In response to the report, Clinton's campaign continued to point to the fact that email records were later requested from Clinton and three other former secretaries of state in October 2014, as she has said.
Asked about the discrepancy in an interview with the Des Moines Register that day, Clinton said she was not aware of the new report.
"You're telling me something I don't know," she said. "All I know is what I have said. What I have said is it was allowed. The State Department has confirmed that. The same letter went to, as far as I know, my predecessors, and I'm the one who said, 'Hey, I'll be glad to help.'"
September 25, 2015
On September 25, the Associated Press first reported about the January 2009 email exchange between Clinton and Petraeus that revealed the use of her personal email address earlier than previously believed. Clinton's campaign said that she was not yet using the private server at that point and did not have copies of those emails.
Also on September 25, the State Department revealed that 925 more emails related to Benghazi would be turned over to the House committee that were not previously disclosed.
September 27, 2015
Clinton addressed the latest developments in an interview on NBC's "Meet the Press" Sunday.
"I have said also that if I had to do it all over again, I would have used a separate email account. I did it for convenience and it turned out not to be that at all," she said, reiterating her explanation for why she used the personal account. She described it as something she did not give much thought to at the time.
"I wasn't that focused on my email account, to be clear here...[The server] was already there. It had been there for years. It was the system that my husband's personal office had used," she explained.
"Everything that we had access to certainly was out there," she said, and she noted that the Petraeus exchange was found on a government server.
"I can't control the technical aspects of it. I'm not by any means a technical person," she said when host Chuck Todd asked further questions.
Clinton expressed frustration with the way information has been released and said she cannot predict whether emails released in the future will raise additional questions.
"It is like a drip, drip, drip, and that's why I have said there's only so much that I can control...I want these questions to be answered. I can't predict you what the republicans will come up with, what kind of charges or claims they might make," she said.
She also repeated that using the personal account was a mistake.

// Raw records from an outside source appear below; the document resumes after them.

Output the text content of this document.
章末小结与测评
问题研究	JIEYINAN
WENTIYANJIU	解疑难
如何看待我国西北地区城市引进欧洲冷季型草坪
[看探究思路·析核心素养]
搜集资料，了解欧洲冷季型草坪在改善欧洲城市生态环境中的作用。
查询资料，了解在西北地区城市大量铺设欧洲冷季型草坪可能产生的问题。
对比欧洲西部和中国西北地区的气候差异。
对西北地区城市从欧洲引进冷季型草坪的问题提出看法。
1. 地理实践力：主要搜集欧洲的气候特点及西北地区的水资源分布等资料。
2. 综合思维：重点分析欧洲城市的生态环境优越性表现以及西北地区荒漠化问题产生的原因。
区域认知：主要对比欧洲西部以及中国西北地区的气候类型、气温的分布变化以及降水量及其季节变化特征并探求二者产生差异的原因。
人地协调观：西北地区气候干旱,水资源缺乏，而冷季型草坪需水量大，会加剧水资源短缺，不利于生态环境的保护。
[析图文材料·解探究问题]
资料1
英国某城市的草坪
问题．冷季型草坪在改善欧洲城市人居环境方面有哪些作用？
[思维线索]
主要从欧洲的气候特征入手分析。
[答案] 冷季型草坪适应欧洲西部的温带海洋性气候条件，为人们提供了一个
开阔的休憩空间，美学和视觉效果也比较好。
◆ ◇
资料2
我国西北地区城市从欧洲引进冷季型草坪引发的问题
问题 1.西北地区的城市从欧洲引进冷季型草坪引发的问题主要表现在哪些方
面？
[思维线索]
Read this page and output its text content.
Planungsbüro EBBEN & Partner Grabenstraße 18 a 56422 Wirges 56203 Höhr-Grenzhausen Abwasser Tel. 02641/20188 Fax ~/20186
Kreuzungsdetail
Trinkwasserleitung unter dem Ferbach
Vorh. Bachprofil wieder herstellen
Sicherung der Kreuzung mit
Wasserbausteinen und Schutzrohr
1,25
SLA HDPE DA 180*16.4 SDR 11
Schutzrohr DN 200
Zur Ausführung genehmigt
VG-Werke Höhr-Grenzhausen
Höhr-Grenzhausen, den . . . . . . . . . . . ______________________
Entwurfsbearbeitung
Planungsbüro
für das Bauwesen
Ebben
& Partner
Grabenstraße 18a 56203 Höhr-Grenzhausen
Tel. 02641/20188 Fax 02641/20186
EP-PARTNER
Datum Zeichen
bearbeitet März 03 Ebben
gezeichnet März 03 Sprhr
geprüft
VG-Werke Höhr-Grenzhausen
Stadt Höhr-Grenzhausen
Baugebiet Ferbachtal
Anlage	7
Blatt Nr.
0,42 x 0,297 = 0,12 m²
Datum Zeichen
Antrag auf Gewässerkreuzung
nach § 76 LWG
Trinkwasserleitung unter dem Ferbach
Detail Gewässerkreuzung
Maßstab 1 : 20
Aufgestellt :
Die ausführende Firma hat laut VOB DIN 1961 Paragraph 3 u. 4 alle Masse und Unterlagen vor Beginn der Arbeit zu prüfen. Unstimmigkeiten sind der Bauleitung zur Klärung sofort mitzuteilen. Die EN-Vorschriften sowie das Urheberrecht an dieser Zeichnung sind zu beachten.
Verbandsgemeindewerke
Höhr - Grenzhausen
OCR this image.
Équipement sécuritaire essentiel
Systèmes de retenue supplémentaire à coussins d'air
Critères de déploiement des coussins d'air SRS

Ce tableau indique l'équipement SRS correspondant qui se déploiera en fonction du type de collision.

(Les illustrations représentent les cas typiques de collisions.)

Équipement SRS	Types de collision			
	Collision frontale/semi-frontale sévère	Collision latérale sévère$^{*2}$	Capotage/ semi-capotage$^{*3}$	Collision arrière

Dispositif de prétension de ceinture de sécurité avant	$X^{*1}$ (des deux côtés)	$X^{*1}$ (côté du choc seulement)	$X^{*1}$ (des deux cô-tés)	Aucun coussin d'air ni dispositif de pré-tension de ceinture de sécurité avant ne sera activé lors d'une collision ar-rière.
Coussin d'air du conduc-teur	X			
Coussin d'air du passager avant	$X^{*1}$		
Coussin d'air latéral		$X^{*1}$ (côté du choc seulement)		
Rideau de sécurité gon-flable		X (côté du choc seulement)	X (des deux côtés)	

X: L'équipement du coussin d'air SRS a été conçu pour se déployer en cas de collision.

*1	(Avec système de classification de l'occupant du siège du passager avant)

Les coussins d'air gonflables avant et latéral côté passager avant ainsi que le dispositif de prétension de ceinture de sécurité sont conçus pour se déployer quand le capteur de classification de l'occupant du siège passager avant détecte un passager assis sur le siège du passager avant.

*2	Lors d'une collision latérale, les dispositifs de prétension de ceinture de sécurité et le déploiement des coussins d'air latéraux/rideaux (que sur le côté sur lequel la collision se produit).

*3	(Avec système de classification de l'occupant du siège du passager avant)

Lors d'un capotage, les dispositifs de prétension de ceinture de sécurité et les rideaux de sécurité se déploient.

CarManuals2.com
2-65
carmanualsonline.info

"Of course I take responsibility. It was my choice. It was a mistake back when I did it, and I'm trying to do the best I can to answer all of the questions that people have."
Appearing on CNN's "GPS with Fareed Zakaria," her husband Bill Clinton defended her, blaming the controversy on Republicans and "people who wanted there to be a race for different reasons." He also minimized the significance of the issue and praised her handling of it.
"I actually am amazed that she's borne up under it as well as she has. But I have never seen so much expended on so little," he said.